Stop Snitching T-shirts have been banned from a number of courthouses. Boston Mayor Thomas Menino, whose city recorded the most homicides in a decade last year, threatened to send police into stores to pull them off the shelves.

Following the furor over the Stop Snitchin' DVD, Maryland raised witness intimidation from a misdemeanor to a felony, and Baltimore police made a tape of their own, Keep Talking. "People have to snitch," says Peter Moskos, a former Baltimore street cop. "That's how criminals get caught."

Saunders' life may have been saved by a snitch.

Pellegrini says an informer told police that an ex-con had hired another man to kill Saunders because the boxer was having an affair with his girlfriend. The man and his accomplices were arrested before the hit could be carried out. They were scheduled for a court hearing the day last fall that Saunders showed up in his Stop Snitching T-shirt.

Saunders and Pellegrini agree he was there to warn the men not to testify in other pending cases. But they disagree on why: Pellegrini says Saunders, whom she calls a "thug," is in cahoots with other criminals who feared the men's testimony. Saunders says he thought the defendants would try to save themselves by selling out others.

Saunders says he hates snitching so much that he not only wears the T-shirts himself but has given them as gifts to friends and relatives. "They love the T- shirts," he says. "It's way overdue for somebody to step up and speak about these things that's going on with these informants and these guys walking around here with immunity to do whatever they want to do."

At 31, Saunders has had a hard life. He says he never knew his father; his mother died of a drug overdose when he was 11. He was stabbed in the back at 15, shot in the chest at 21. He says he shot at people himself and dealt drugs. He was arrested six times from 1994 to 1997 and served four years in prison after a shootout with a police officer. He says he was framed.

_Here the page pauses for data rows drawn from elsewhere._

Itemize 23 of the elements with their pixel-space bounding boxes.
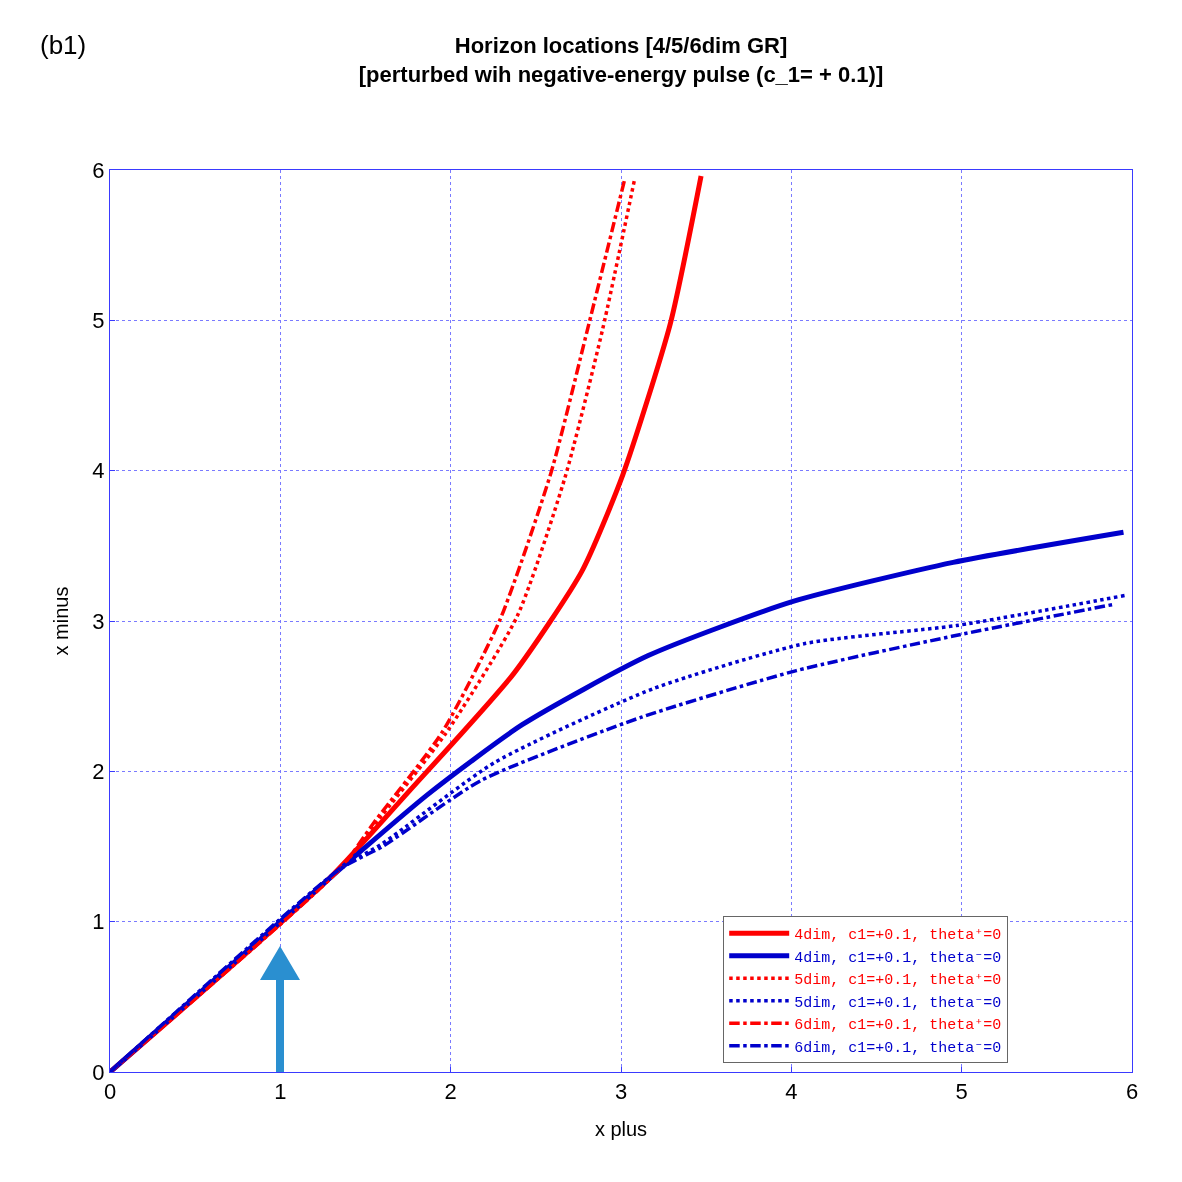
y-tick-label: 4 (92, 458, 105, 484)
y-tick-label: 6 (92, 157, 105, 183)
x-tick-label: 5 (955, 1079, 968, 1105)
x-tick-label: 2 (444, 1079, 457, 1105)
y-axis-title: x minus (49, 586, 72, 656)
y-tick-label: 1 (92, 909, 105, 935)
legend-label: 6dim, c1=+0.1, theta⁻=0 (794, 1039, 1002, 1057)
x-tick-label: 6 (1125, 1079, 1139, 1105)
x-axis-title: x plus (594, 1117, 648, 1140)
legend-label: 4dim, c1=+0.1, theta⁻=0 (794, 949, 1002, 967)
legend-label: 5dim, c1=+0.1, theta⁺=0 (794, 972, 1002, 990)
y-tick-label: 3 (92, 608, 105, 634)
y-tick-label: 5 (92, 308, 105, 334)
legend-label: 5dim, c1=+0.1, theta⁻=0 (794, 994, 1002, 1012)
legend-label: 4dim, c1=+0.1, theta⁺=0 (794, 927, 1002, 945)
chart-title: Horizon locations [4/5/6dim GR] [perturbed wih negative-energy pulse (c_1= + 0.1)] (358, 33, 884, 87)
y-tick-label: 2 (92, 759, 105, 785)
x-tick-label: 3 (614, 1079, 628, 1105)
legend-label: 6dim, c1=+0.1, theta⁺=0 (794, 1017, 1002, 1035)
x-tick-label: 1 (274, 1079, 287, 1105)
y-tick-label: 0 (92, 1059, 105, 1085)
x-tick-label: 4 (785, 1079, 798, 1105)
text: (b1) (40, 30, 87, 61)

Since leaving prison, he has pursued a career as a pro boxer, compiling a record of 15-7-2. In 2004 he won the North American Boxing Council cruiserweight championship. In an interview at the gym where he trains, he outlines a stop-snitching creed:

•Don't snitch on others just to save yourself. "Stop snitching is for those guys out there ... selling more drugs than Noriega, and their only out is to tell on somebody. ... If a (criminal) wants to be a Good Samaritan, OK. But send (him) to jail. Don't give him immunity to do what he wants on the street."

•Stop Snitching doesn't mean stop talking to police. "It's always misconstrued by the public, or the powers that be, that we're trying to intimidate the regular people or the law-abiding citizens. That's not what it's about. ... If that is your only outlet, to call the police, that's what you do."

•But witnesses have no obligation to help police. "Do your job — you're the police. ... I've been wronged by the system. Do you think I would help the system? ... Do cops snitch on other cops?"

•The authorities can't protect witnesses. "What's happening to the innocent witness? They get dead or ... terrorized for life."

•Sometimes you must right wrongs yourself. "I'm a man, and I can handle my own situations like a man. ... I've done dirt. I'll admit that. So I can't run to the police."

Later, he's out on the street, wearing one of the T-shirts. Standing nearby is a woman dressed as the Statue of Liberty to advertise the services of her employer, Liberty Income Tax.

"The people who are snitching, a lot of them end up dead, a lot of them end up hurt," says Lady Liberty — Ernestine Whitaker of Wilkinsburg, whose nephew was threatened after he witnessed a crime. "So the snitching doesn't do anything for the person who's snitching."

She looks at Saunders, whose muscular chest bulges beneath the T. "I'd wear one of those," she says.